Production and Distribution
The Exhibits and Publicity Bureau was established by a federal order-in-council in September 1918, and was renamed the Canadian Government Motion Picture Bureau on 1 April 1923. In its early years, the Bureau produced a series of short informational films called Seeing Canada and distributed it theatrically in Canada and abroad. By 1920, the Bureau maintained the largest studio and post-production facility in Canada. Its success in distribution was primarily in non-theatrical screenings, though some of its films were also shown in theatres. The bureau distributed its films to all the Commonwealth countries as well as France, Belgium, the Netherlands, Argentina, Chile, Japan, China and the United States. At its peak in 1927, the Bureau had more than 1,000 film prints available in the US alone.
Success and Failure
For all its success at operating a large production unit and distribution network in the fulfillment of its mandate, the Bureau never took steps to develop a domestic film production industry in Canada and in fact actively discouraged it, favouring instead a business model that saw Canada as a branch plant of the American industry (see Staple Thesis). Bernard E. Norrish, the Bureau’s first director, went on to become head of Associated Screen News and stated that Canada “had no more use for a large moving picture studio than Hollywood had for a pulp mill.” Raymond Peck, the Bureau’s director from 1920 to 1927, was closely associated with Hollywood and once stated that he was “attempting at all times… to induce American capital and manufacturing interests to come into Canada and establish branch factories…. American motion-picture producers should be encouraged to establish production branches in Canada and make films designed especially for British Empire consumption.”

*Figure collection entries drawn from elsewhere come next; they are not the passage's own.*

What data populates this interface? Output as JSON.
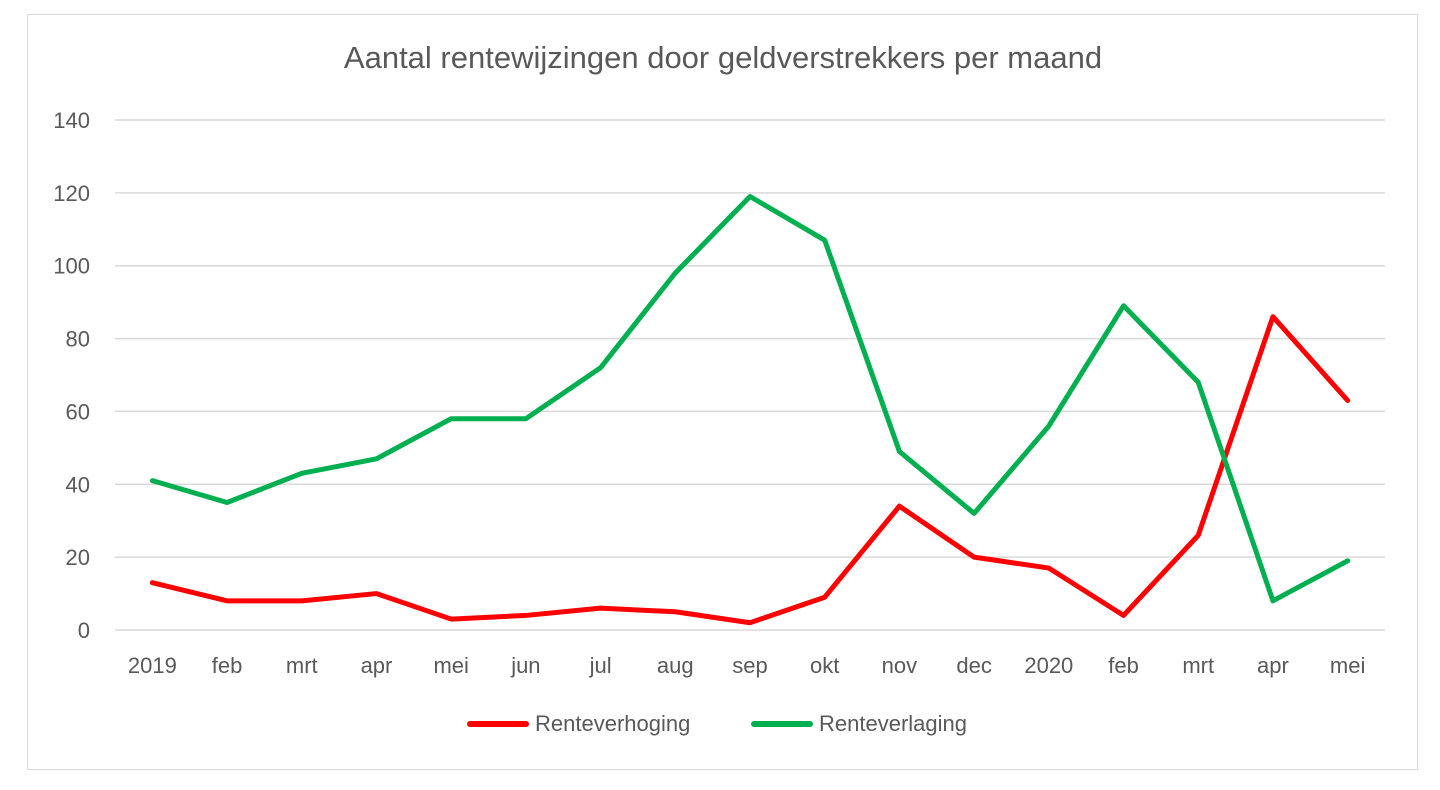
{
  "chart_data": {
    "type": "line",
    "title": "Aantal rentewijzingen door geldverstrekkers per maand",
    "categories": [
      "2019",
      "feb",
      "mrt",
      "apr",
      "mei",
      "jun",
      "jul",
      "aug",
      "sep",
      "okt",
      "nov",
      "dec",
      "2020",
      "feb",
      "mrt",
      "apr",
      "mei"
    ],
    "ylim": [
      0,
      140
    ],
    "yticks": [
      0,
      20,
      40,
      60,
      80,
      100,
      120,
      140
    ],
    "grid": true,
    "legend_position": "bottom",
    "series": [
      {
        "name": "Renteverhoging",
        "color": "#ff0000",
        "values": [
          13,
          8,
          8,
          10,
          3,
          4,
          6,
          5,
          2,
          9,
          34,
          20,
          17,
          4,
          26,
          86,
          63
        ]
      },
      {
        "name": "Renteverlaging",
        "color": "#00b050",
        "values": [
          41,
          35,
          43,
          47,
          58,
          58,
          72,
          98,
          119,
          107,
          49,
          32,
          56,
          89,
          68,
          8,
          19
        ]
      }
    ]
  }
}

Peck’s successor, Frank Badgley, continued the Bureau’s emphasis on travelogues and industrial films through the 1920s and 1930s, with sporadic attempts at more meaningful projects, such as Lest We Forget (1935) and The Royal Visit (1939). Financially hamstrung during the Depression, the Bureau didn’t convert to sound films until 1934, by which time it had lost most of its theatrical markets. It was effectively replaced in 1939 by the creation of the National Film Board (NFB), which officially absorbed the Bureau in 1941.